After winning the Presidency promising "change you can believe in", there were many who hoped major reform would be initiated by Obama. Though there has been a perceptible rhetorical shift in tone emanating from the White House with Obama taking over from Bush, the change ushered in by Obama has so far fallen far short of anything resembling revolutionary change. Rather than a clear break from the past, Obama is bringing about incremental change that is more timid than bold. Witnessing what Obama is doing, it strikes me that if he had been completely forthright about his intentions, Obama's main campaign slogan would have been "Continuity we can believe in".
One of the reasons Obama prevailed over Hillary Clinton in the Democratic Primaries is he had opposed the Iraq war, having calling it a "dumb war". Thus, many of the Democratic faithful might have gotten the false impression Obama was an anti-war Democrat. Nothing could be further from the truth. During the campaign, Obama didn't hide his intention to escalate the military effort in Afghanistan as American troops start leaving Iraq. As President, Obama is now carrying out his plans to intensify the effort to eradicate the Taliban in Afghanistan. Beneath the veneer of lofty rhetoric, Obama appears to be just as committed to the war against terror as his predecessor. It escapes me how a seemingly bright man like Obama can not grasp the simple concept that more brutality by American troops will not be well received by an ornery Afghan population. Obama has set a course that is not all that different from what could have been expected from a Republican administration. It is now clear under Obama we'll will continue to fruitlessly chase shadowy troublemakers in Afghanistan and/or Pakistan, all the while planting the seeds for future trouble. Obama's relatively modest increase in troop strength in Afghanistan is profoundly foolish. Not only will violence almost certainly rise, but it is also hard to fathom how we can afford to piss away billions of dollars we don't have. Putting more troops into Afghanistan is not the type of change I was looking for from Bush's successor.
Regarding the bank bailouts, Obama hasn't been any less enthusiastic to assist the big banks than Bush. With Timoty Geithner as architect, the administration has continued to give preferential treatment to the Wall Street banks. Oh sure, Obama has spoken out against the nefarious deeds on Wall Street, but his administation is just as cozy with the banks as the preceding one. What probably should have happened in response to the financial meltdown is a government takeover of the faltering banks, but instead Obama and his advisors have bent over backwards to rescue the banks, while doing relatively little to help homeowners facing foreclosure. This shows that Obama's economic team has either not fully abandoned trickle-down economics as a viable economic model or is too compromised by its close relationship with Wall Street to prescribe a dose of tough medicine for the big banks. Whatever the case, the approach the Obama administration has taken in addressing the financial meltdown on Wall Street can hardly be categorized as major change.

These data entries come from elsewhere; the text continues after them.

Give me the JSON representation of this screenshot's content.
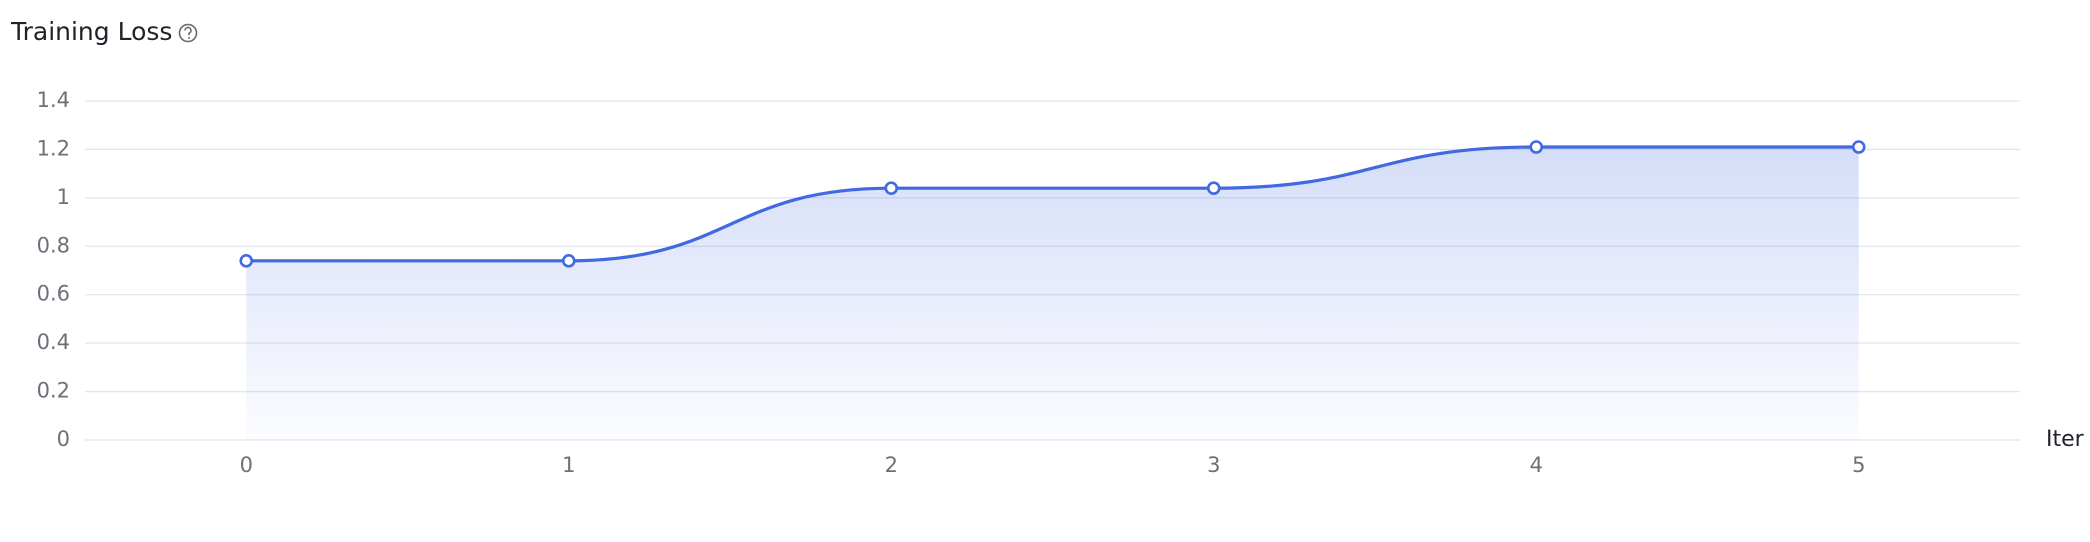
{
  "chart_data": {
    "type": "line",
    "title": "Training Loss",
    "x_label": "Iter",
    "x": [
      0,
      1,
      2,
      3,
      4,
      5
    ],
    "series": [
      {
        "name": "Training Loss",
        "color": "#4169e1",
        "values": [
          0.74,
          0.74,
          1.04,
          1.04,
          1.21,
          1.21
        ]
      }
    ],
    "xlim": [
      -0.5,
      5.5
    ],
    "xticks": [
      0,
      1,
      2,
      3,
      4,
      5
    ],
    "ylim": [
      0,
      1.4
    ],
    "yticks": [
      0,
      0.2,
      0.4,
      0.6,
      0.8,
      1,
      1.2,
      1.4
    ],
    "grid": true,
    "smooth": true,
    "area": true,
    "markers": true
  }
}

After the recent Wall Street woes, it might have been expected that a major restructuring of the economy would take place. Nothing Obama has done so far suggests he is aiming to do that. The big banks are as powerful and unwieldy as ever suggesting they are still "too big to fail", which raises the possibility of future bailouts by the federal government. And though Obama's plans of raising tax rates on the wealthy may curb the explosive growth of the wealth gap a bit, the wealth gap will likely remain rather pronounced given Obama's relatively timid proposals. As for health care, the Obama plan will laudably attempt to expand the number of Americans with health insurance, but will regrettably spurn the more comprehensive change of a single-payer system. This will leave the American health care system stuck with a bloated bureaucracy that is woefully inefficient and appallingly expensive. None of this sounds like major change to me.
Sure, Obama represents a change from his predecessor. But once we look past Obama's lofty rhetoric, actual change Obama is bringing looks rather unspectacular. From America's international entanglements to the economy, not all that much is changing under Obama. It will apparently take far more than electing a new President to significantly alter the status quo in this country.